Indie rock trio Hello June have been knocking around West Virginia for some time now, but after an NPR-boosted release from the upcoming album, they should be singing in everyone’s ears by now. Their debut LP Spruce called to mind the 90s-era atmospheric pop of indie rock star, Juliana Hatfield, with a heavy, rock n roll impulse. Their latest track, “Mars,” is more narrative and more singular, a testament to guitarist and vocalist Sarah Rudy’s growing confidence in her considerable talent. We are beyond excited that Rudy took time out of her busy schedule to discuss taking on lead guitar for the new album, the Charleston, West Virginia, music scene, and the folks that inspire her.
Tell me about the music you make.
We’re sometimes not great at describing our own sound, but the terms “shimmery,” “indie rock,” and “90’s vibes” do get thrown our way. These days we are a three-piece band at our core, though we’ve played in several different configurations over the years, and always feel comfortable performing our songs on any scale whether intimate or writ-large. We just try to find the appropriate feel for whatever setting we happen to be in. Evolving towards more of a true three-piece sound has allowed us to become increasingly spontaneous and fluid, which we think is evident on our upcoming album.
And your latest release?
“Mars” was created out of a different process and mindset than our EP, Spruce. When I wrote Spruce, I was still of the mindset that I needed to save room for another guitarist to come in and fill space. I think my experience as a female musician cannot be a novel one – the men around me asserted that they were the real guitar players and me, with no formal training, believed that, for a really long time. I’ve finally realized that I’m fully capable of writing a “complete” song and I’m no less a player than anyone else. “Mars,” and the other songs that you’ll hear on our upcoming album all come from that mindset and are written in a three-piece configuration. Whit and I work really well with each other on creating a space within the song that we enjoy playing, and Bud Carroll, who produced and played bass on the record was able to really back what feel we were looking for.

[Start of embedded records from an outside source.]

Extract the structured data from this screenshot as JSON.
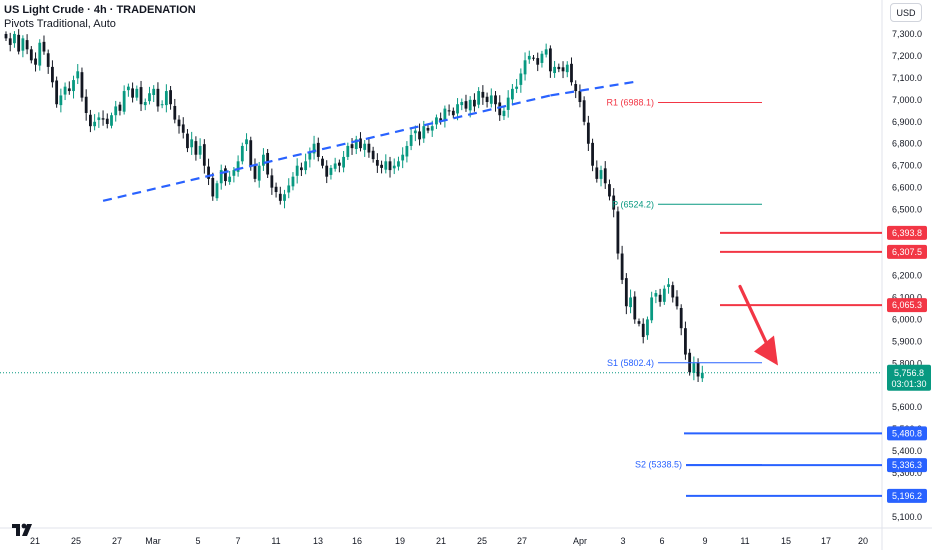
{
  "header": {
    "title": "US Light Crude · 4h · TRADENATION",
    "subtitle": "Pivots Traditional, Auto"
  },
  "currency": "USD",
  "colors": {
    "up": "#089981",
    "down": "#131722",
    "trendline": "#2962ff",
    "resistance": "#f23645",
    "support": "#2962ff",
    "pivot_p": "#089981",
    "pivot_r": "#f23645",
    "pivot_s": "#2962ff",
    "arrow": "#f23645"
  },
  "chart_data": {
    "type": "candlestick",
    "y_axis": {
      "min": 5050,
      "max": 7400,
      "ticks": [
        5100,
        5200,
        5300,
        5400,
        5500,
        5600,
        5700,
        5800,
        5900,
        6000,
        6100,
        6200,
        6300,
        6400,
        6500,
        6600,
        6700,
        6800,
        6900,
        7000,
        7100,
        7200,
        7300
      ],
      "tick_labels": [
        "5,100.0",
        "5,200.0",
        "5,300.0",
        "5,400.0",
        "5,500.0",
        "5,600.0",
        "5,700.0",
        "5,800.0",
        "5,900.0",
        "6,000.0",
        "6,100.0",
        "6,200.0",
        "6,300.0",
        "6,400.0",
        "6,500.0",
        "6,600.0",
        "6,700.0",
        "6,800.0",
        "6,900.0",
        "7,000.0",
        "7,100.0",
        "7,200.0",
        "7,300.0"
      ]
    },
    "x_axis": {
      "labels": [
        "21",
        "25",
        "27",
        "Mar",
        "5",
        "7",
        "11",
        "13",
        "16",
        "19",
        "21",
        "25",
        "27",
        "Apr",
        "3",
        "6",
        "9",
        "11",
        "15",
        "17",
        "20"
      ]
    },
    "current_price": {
      "value": 5756.8,
      "label": "5,756.8",
      "countdown": "03:01:30"
    },
    "candles_close": [
      7280,
      7250,
      7300,
      7220,
      7280,
      7230,
      7180,
      7160,
      7260,
      7220,
      7150,
      7080,
      6980,
      7020,
      7060,
      7040,
      7090,
      7130,
      7010,
      6940,
      6880,
      6900,
      6920,
      6910,
      6890,
      6930,
      6970,
      6950,
      7040,
      7060,
      7010,
      7050,
      6980,
      6990,
      7030,
      7050,
      6970,
      6980,
      7040,
      6980,
      6910,
      6880,
      6850,
      6780,
      6820,
      6750,
      6790,
      6700,
      6640,
      6560,
      6620,
      6680,
      6630,
      6650,
      6680,
      6720,
      6790,
      6820,
      6700,
      6640,
      6700,
      6750,
      6660,
      6600,
      6580,
      6540,
      6570,
      6610,
      6650,
      6700,
      6680,
      6720,
      6760,
      6800,
      6740,
      6700,
      6650,
      6690,
      6710,
      6700,
      6740,
      6790,
      6780,
      6820,
      6780,
      6800,
      6760,
      6730,
      6700,
      6690,
      6720,
      6680,
      6700,
      6720,
      6750,
      6790,
      6840,
      6860,
      6820,
      6880,
      6860,
      6880,
      6920,
      6900,
      6960,
      6950,
      6930,
      6980,
      6990,
      6960,
      7000,
      6970,
      7040,
      7010,
      6990,
      7020,
      6980,
      6930,
      6950,
      7010,
      7050,
      7060,
      7120,
      7180,
      7200,
      7190,
      7160,
      7210,
      7230,
      7130,
      7150,
      7140,
      7130,
      7160,
      7080,
      7040,
      6990,
      6900,
      6800,
      6700,
      6640,
      6680,
      6620,
      6560,
      6500,
      6300,
      6180,
      6060,
      6100,
      6000,
      5980,
      5920,
      6000,
      6100,
      6120,
      6080,
      6140,
      6160,
      6100,
      6060,
      5960,
      5840,
      5760,
      5800,
      5740,
      5756.8
    ],
    "trendlines": [
      {
        "name": "lower-trendline",
        "start": {
          "index": 23,
          "value": 6540
        },
        "end": {
          "index": 129,
          "value": 7020
        }
      },
      {
        "name": "upper-trendline",
        "start": {
          "index": 129,
          "value": 7020
        },
        "end": {
          "index": 150,
          "value": 7085
        }
      }
    ],
    "pivots": [
      {
        "name": "R1",
        "label": "R1 (6988.1)",
        "value": 6988.1,
        "color": "#f23645"
      },
      {
        "name": "P",
        "label": "P (6524.2)",
        "value": 6524.2,
        "color": "#089981"
      },
      {
        "name": "S1",
        "label": "S1 (5802.4)",
        "value": 5802.4,
        "color": "#2962ff"
      },
      {
        "name": "S2",
        "label": "S2 (5338.5)",
        "value": 5338.5,
        "color": "#2962ff"
      }
    ],
    "resistance_levels": [
      {
        "value": 6393.8,
        "label": "6,393.8"
      },
      {
        "value": 6307.5,
        "label": "6,307.5"
      },
      {
        "value": 6065.3,
        "label": "6,065.3"
      }
    ],
    "support_levels": [
      {
        "value": 5480.8,
        "label": "5,480.8"
      },
      {
        "value": 5336.3,
        "label": "5,336.3"
      },
      {
        "value": 5196.2,
        "label": "5,196.2"
      }
    ],
    "arrow": {
      "from_value": 6150,
      "to_value": 5790,
      "direction": "down"
    }
  }
}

How does your local music scene support you?
While we don’t live in Charleston, we consider Charleston, West Virginia, to be our best local support. This houses our favorite local station WTSQ 88.1, where we feel extremely grateful for how frequently they spin us. Honestly, for a while, I was afraid Charleston would become sick of us for how often they were playing Spruce (ha).
We also feel very fortunate to be very close with Mountain Stage, also in Charleston, West Virginia (which is closely associated with NPR music and West Virginia Public Radio). They nominated us for NPR’s 2018 Slingshot artist, and from that, we’ve been able to experience some really cool opportunities. The day that “Mars” released, not only did NPR premiere the song, NPR Music actually featured us for a whole day on their Instagram account story. That put us in front of eyes and ears that we weren’t able to reach with our own powers, and we are very grateful for that.
Who inspires you?
Well, it sounds strange, because there are so many badass women in music right now, but two southern women who I find inspiring are both named Valerie June. When I was learning to play guitar, my grandfather and I would play Carter family songs the most (amongst old hymns and other older country songs). “Valerie” June Carter Cash, in my opinion, June didn’t get enough credit for what she gave to country music. Actually, Hence, the “June” in Hello June.
A few years ago, I discovered Valerie June, who has Tennessee roots. I appreciate how much she feels within the space she creates for her songs and how exploratory and free she seems to allow herself to be. The beauty that she exudes is timeless to me, and was from the first minute that I hear her record, Pushin’ Against a Stone.